Потом пошел на почту, купил конверт с вооруженным матросом и надписью «60 лет Великой Октябрьской социалистической революции» и, прежде чем опустить в ящик, надписал адрес: «Иудея (Древняя), г. Иерусалим, дворец царя Соломона, царю Соломону». Обратного адреса писать не стал. Его у меня уже не было.
Я уже потом понял, что Синявских было два или три, не считая Терца. Очки его висели на самом кончике носа таким образом, что стекла находились на уровне щек. То есть, надо полагать, близорукими были именно щеки. И он ими моргал. А сами глаза, один из которых смотрел на вас, или даже сквозь вас, а другой косил в сторону, были разными и принадлежали двум малознакомым между собой людям. Поэтому, разговаривая, он вроде как раздваивался, перемножался и перевоплощался. И становилось ясно, что Синявский – человек-метафора. Что чисто литературный прием имеет у него нелитературные корни. И потому-то его жизнь сложилась так, а не иначе, что он пропутешествовал ее среди метафор, почти неосознанно путаясь на границе бытия и литературы, меняя их местами и прогуливаясь при этом отнюдь не только с Пушкиным.

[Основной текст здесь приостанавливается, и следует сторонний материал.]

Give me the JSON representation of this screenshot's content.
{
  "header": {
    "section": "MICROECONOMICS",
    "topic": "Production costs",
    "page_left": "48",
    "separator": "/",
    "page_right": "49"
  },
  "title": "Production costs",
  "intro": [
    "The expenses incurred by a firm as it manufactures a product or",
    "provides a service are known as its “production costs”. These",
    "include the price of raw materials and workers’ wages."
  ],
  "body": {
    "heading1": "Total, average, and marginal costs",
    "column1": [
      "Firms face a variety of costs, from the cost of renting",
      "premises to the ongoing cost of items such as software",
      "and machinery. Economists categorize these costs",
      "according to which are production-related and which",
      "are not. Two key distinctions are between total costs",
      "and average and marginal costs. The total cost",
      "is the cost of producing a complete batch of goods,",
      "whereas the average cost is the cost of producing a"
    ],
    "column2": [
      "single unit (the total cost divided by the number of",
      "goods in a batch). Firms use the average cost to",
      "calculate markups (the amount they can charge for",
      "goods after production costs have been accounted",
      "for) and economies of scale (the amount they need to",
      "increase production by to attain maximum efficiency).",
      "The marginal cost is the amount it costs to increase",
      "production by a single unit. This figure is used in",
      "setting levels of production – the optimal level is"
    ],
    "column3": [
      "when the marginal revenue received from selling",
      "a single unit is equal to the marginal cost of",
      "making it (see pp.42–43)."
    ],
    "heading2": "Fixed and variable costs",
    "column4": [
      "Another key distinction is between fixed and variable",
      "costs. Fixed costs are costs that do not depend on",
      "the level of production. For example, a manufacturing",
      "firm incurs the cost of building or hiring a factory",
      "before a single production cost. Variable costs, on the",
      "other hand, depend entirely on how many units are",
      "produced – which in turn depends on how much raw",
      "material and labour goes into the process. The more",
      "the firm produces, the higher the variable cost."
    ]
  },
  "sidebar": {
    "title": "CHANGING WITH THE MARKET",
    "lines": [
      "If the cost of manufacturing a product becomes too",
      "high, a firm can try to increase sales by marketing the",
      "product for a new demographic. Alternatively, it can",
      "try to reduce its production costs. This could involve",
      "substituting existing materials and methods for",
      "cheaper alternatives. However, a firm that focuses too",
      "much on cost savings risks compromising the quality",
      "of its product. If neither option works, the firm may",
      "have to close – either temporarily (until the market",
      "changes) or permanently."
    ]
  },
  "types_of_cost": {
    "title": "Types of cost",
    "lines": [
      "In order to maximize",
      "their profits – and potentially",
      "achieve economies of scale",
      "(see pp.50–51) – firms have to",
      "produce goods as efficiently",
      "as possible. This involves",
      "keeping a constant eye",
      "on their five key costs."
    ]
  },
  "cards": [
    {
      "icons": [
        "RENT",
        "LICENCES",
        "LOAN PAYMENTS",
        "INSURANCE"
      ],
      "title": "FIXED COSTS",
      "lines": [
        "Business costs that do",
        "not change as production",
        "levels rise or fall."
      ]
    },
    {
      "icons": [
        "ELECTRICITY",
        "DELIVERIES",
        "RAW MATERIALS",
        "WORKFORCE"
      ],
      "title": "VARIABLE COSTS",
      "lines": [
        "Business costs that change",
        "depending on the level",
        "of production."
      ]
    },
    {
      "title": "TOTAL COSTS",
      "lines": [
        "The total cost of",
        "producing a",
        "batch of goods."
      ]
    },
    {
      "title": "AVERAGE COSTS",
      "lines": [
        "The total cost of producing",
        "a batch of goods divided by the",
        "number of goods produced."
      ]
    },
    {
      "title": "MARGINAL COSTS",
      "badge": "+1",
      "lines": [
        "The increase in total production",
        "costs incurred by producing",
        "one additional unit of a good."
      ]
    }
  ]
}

Впрочем, Пушкин, этот пустой и звенящий бочонок с бакенбардами, еще обязательно встретится на пути. Потому что у нас, куда ни пойди, – всюду Пушкин. Хоть в аптеку, хоть в церковь – глядь, уже стоит. Или пишет. Правда, никогда не проговаривался – зачем пишет? А Синявский взял и выболтал:
– Возможно, искусство глубинными корнями уходит в магию и смутно грезит о той блаженной поре, когда силою слова сотворялось чудо. А чудо и магия держатся на допущении, что все при случае готово сделаться всем. Они строятся на метаморфозе. На превращении вещей и существ – на великом, божественном единстве мира.